Sponsorships, a challenge

According to an internal source at the Commission, of the twenty candidatures submitted, only that of Patrice Talon and that of the Force cauris party for an emerging Benin (FCBE), considered as the largest political opposition formation, meet the sponsorship criteria. This party, formerly led by ex-president Yayi Boni, who left it in February 2020, accusing him of having become pro-Talon, submitted the candidacy of Alassane Soumanou, a former minister. Mr. Boni’s new party, the Democrats, has submitted, without sponsorship, the candidacy of former Minister Reckyath Madougou.

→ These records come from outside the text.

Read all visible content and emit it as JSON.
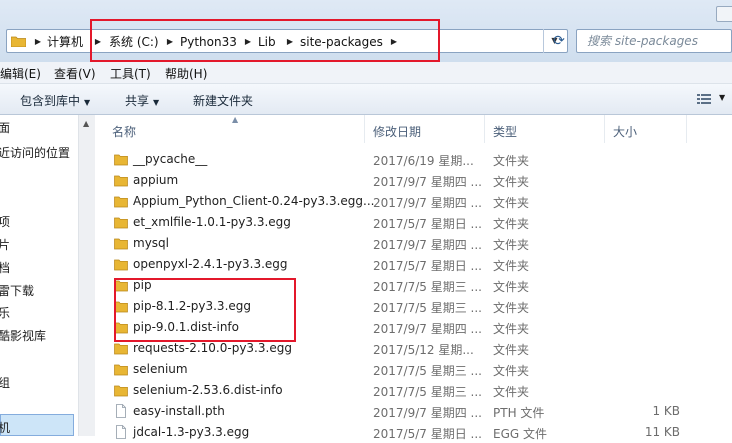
{
  "address_bar": {
    "crumbs": [
      "计算机",
      "系统 (C:)",
      "Python33",
      "Lib",
      "site-packages"
    ],
    "search_placeholder": "搜索 site-packages"
  },
  "menubar": {
    "items": [
      "编辑(E)",
      "查看(V)",
      "工具(T)",
      "帮助(H)"
    ]
  },
  "toolbar": {
    "include_label": "包含到库中",
    "share_label": "共享",
    "new_folder_label": "新建文件夹"
  },
  "nav": {
    "items": [
      "面",
      "近访问的位置",
      "项",
      "片",
      "档",
      "雷下载",
      "乐",
      "酷影视库",
      "组",
      "机"
    ]
  },
  "columns": {
    "name": "名称",
    "date": "修改日期",
    "type": "类型",
    "size": "大小"
  },
  "files": [
    {
      "name": "__pycache__",
      "date": "2017/6/19 星期...",
      "type": "文件夹",
      "size": "",
      "icon": "folder"
    },
    {
      "name": "appium",
      "date": "2017/9/7 星期四 ...",
      "type": "文件夹",
      "size": "",
      "icon": "folder"
    },
    {
      "name": "Appium_Python_Client-0.24-py3.3.egg...",
      "date": "2017/9/7 星期四 ...",
      "type": "文件夹",
      "size": "",
      "icon": "folder"
    },
    {
      "name": "et_xmlfile-1.0.1-py3.3.egg",
      "date": "2017/5/7 星期日 ...",
      "type": "文件夹",
      "size": "",
      "icon": "folder"
    },
    {
      "name": "mysql",
      "date": "2017/9/7 星期四 ...",
      "type": "文件夹",
      "size": "",
      "icon": "folder"
    },
    {
      "name": "openpyxl-2.4.1-py3.3.egg",
      "date": "2017/5/7 星期日 ...",
      "type": "文件夹",
      "size": "",
      "icon": "folder"
    },
    {
      "name": "pip",
      "date": "2017/7/5 星期三 ...",
      "type": "文件夹",
      "size": "",
      "icon": "folder"
    },
    {
      "name": "pip-8.1.2-py3.3.egg",
      "date": "2017/7/5 星期三 ...",
      "type": "文件夹",
      "size": "",
      "icon": "folder"
    },
    {
      "name": "pip-9.0.1.dist-info",
      "date": "2017/9/7 星期四 ...",
      "type": "文件夹",
      "size": "",
      "icon": "folder"
    },
    {
      "name": "requests-2.10.0-py3.3.egg",
      "date": "2017/5/12 星期...",
      "type": "文件夹",
      "size": "",
      "icon": "folder"
    },
    {
      "name": "selenium",
      "date": "2017/7/5 星期三 ...",
      "type": "文件夹",
      "size": "",
      "icon": "folder"
    },
    {
      "name": "selenium-2.53.6.dist-info",
      "date": "2017/7/5 星期三 ...",
      "type": "文件夹",
      "size": "",
      "icon": "folder"
    },
    {
      "name": "easy-install.pth",
      "date": "2017/9/7 星期四 ...",
      "type": "PTH 文件",
      "size": "1 KB",
      "icon": "file"
    },
    {
      "name": "jdcal-1.3-py3.3.egg",
      "date": "2017/5/7 星期日 ...",
      "type": "EGG 文件",
      "size": "11 KB",
      "icon": "egg-file"
    }
  ],
  "colors": {
    "highlight": "#e3182b",
    "folder": "#e8b634",
    "selection": "#cde5f8"
  }
}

Among the other notable candidacies of the opposition is that carried by the Front for the Restoration of Democracy, created in mid-January, headed by the academic and constitutionalist Joël Aïvo (in duet with Moïse Kérékou, editor’s note), a novice in political but considered the main challenger to Patrice Talon for this election. These candidates still have until Sunday midnight to submit their sponsorships to the Commission.

President Patrice Talon, who said at the time of his election in 2016 that he wanted to serve a single term, has since changed his mind and officially declared a candidate in mid-January. During this election, the Beninese will elect a vice-president for the first time, according to a new provision of the electoral law. Patrice Talon has chosen as running mate Mariam Chabi Talata, current vice-president of the National Assembly. In the meantime, all eyes are on February 10 and 12, for the publication of the final list.